Several in vitro and in vivo studies indicated hydroxylated PMFs show preventive effects against cancer and other diseases through their anti-inflammatory, anti-atherosclerotic, and neuroprotective actions. These compounds control cell death and cell proliferation along with differentiation and repair functions and metabolic processes through the modulation of signaling pathways and gene transcription activities as well as through changes in protein function and enzyme activity. The mechanism of action of hydroxylated PMFs in disease chemoprevention depends on their structure, the number and position of hydroxyl groups.

Toxicity of 5,4'-Dihydroxy-6,7,8-Trimethoxyflavonoids in Breast Cancer Cell Lines

Sotillo, Wendy Soria, et al. BMC Complementary Medicine and Therapies, 2021, 21, 1-11.

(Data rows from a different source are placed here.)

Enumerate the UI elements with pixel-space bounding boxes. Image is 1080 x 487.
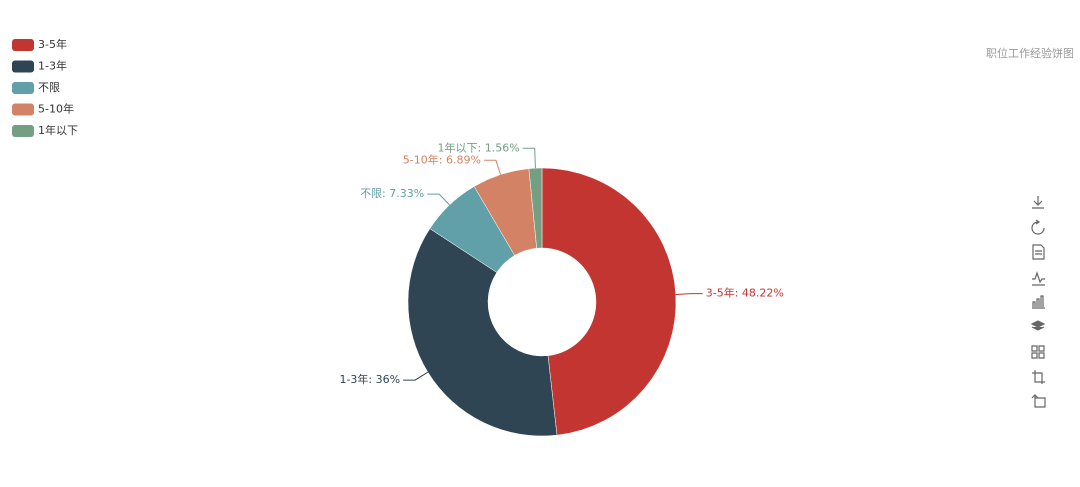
toolbox	[1030, 196, 1046, 408]
label-line	[427, 193, 450, 206]
data-label: 不限: 7.33%	[360, 187, 424, 200]
legend-swatch	[12, 39, 34, 51]
data-label: 1-3年: 36%	[339, 372, 400, 386]
legend-label: 不限	[38, 81, 60, 94]
data-label: 3-5年: 48.22%	[706, 286, 784, 300]
chart-title: 职位工作经验饼图	[986, 46, 1074, 60]
data-label: 1年以下: 1.56%	[438, 140, 520, 154]
zoom-back-icon[interactable]	[1031, 394, 1046, 408]
legend-swatch	[12, 125, 34, 137]
legend-swatch	[12, 103, 34, 116]
tiled-icon[interactable]	[1031, 345, 1045, 359]
legend-label: 1-3年	[38, 59, 67, 73]
label-line	[403, 371, 429, 381]
data-view-icon[interactable]	[1032, 244, 1045, 260]
bar-icon[interactable]	[1032, 295, 1045, 309]
legend-label: 3-5年	[38, 37, 67, 51]
save-icon[interactable]	[1032, 196, 1044, 209]
line-icon[interactable]	[1032, 271, 1045, 286]
pie-slice	[541, 167, 677, 436]
pie-slice	[528, 167, 543, 249]
zoom-icon[interactable]	[1032, 370, 1045, 384]
pie-slice	[407, 228, 558, 437]
data-label: 5-10年: 6.89%	[403, 152, 481, 166]
legend-swatch	[12, 60, 34, 73]
restore-icon[interactable]	[1031, 219, 1045, 235]
label-line	[522, 147, 536, 169]
legend-label: 5-10年	[38, 102, 74, 116]
legend-swatch	[12, 82, 34, 94]
legend-label: 1年以下	[38, 123, 78, 137]
label-line	[483, 159, 502, 175]
label-line	[675, 293, 703, 296]
stack-icon[interactable]	[1030, 320, 1046, 331]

Flavonoids are compounds of interest in the search for novel anticancer therapeutics. This work investigated the toxicity of several methoxyflavones, including 5,4'-dihydroxy-6,7,8,3'-tetramethoxyflavone (8-methoxycirsilineol), 5,4'-dihydroxy-6,7,8-trimethoxyflavone (xanthomicrol), and 5,4,'3'-trihydroxy-6,7,8-trimethoxyflavone (sideritoflavone) in human breast-derived cell lines.
Dose Response Experiments
Dose-response experiments were performed using MCF-7, HCC1937, and JIMT-1 breast cancer and MCF-10A normal-like breast cell lines to derive inhibitory concentration 50 (IC50) values to understand the range of toxicity.
Evaluation Results
· Sideritoflavone containing ortho dihydroxy groups at positions C-3' and C-4' displayed cytotoxic effects at low micromolar levels with an IC50 value of 1.9 ± 0.3 μM for JIMT-1 cells.
· Treatment with 8-methoxycirsilineol that contains an OMe group at C-3' and an ortho dihydroxy group at C-4' showed no cytotoxic effects even at concentrations up to 100 μM.
· Similarly, xanthomicrol, which possesses only one hydroxyl group at C-4', exhibited lower cytotoxicity, with an IC50 of 99.6 ± 24.1 μM.
· Sideritoflavone was also toxic to MCF-7 (IC50 4.9 ± 1.7 μM) and HCC1937 (IC50 4.6 μM) breast cancer cells, as well as MCF-10A normal breast epithelial cells (IC50 6.7 ± 0.9 μM), while methoxycirsilineol and xanthomicrol were significantly less toxic (IC50 ≥ 100 μM).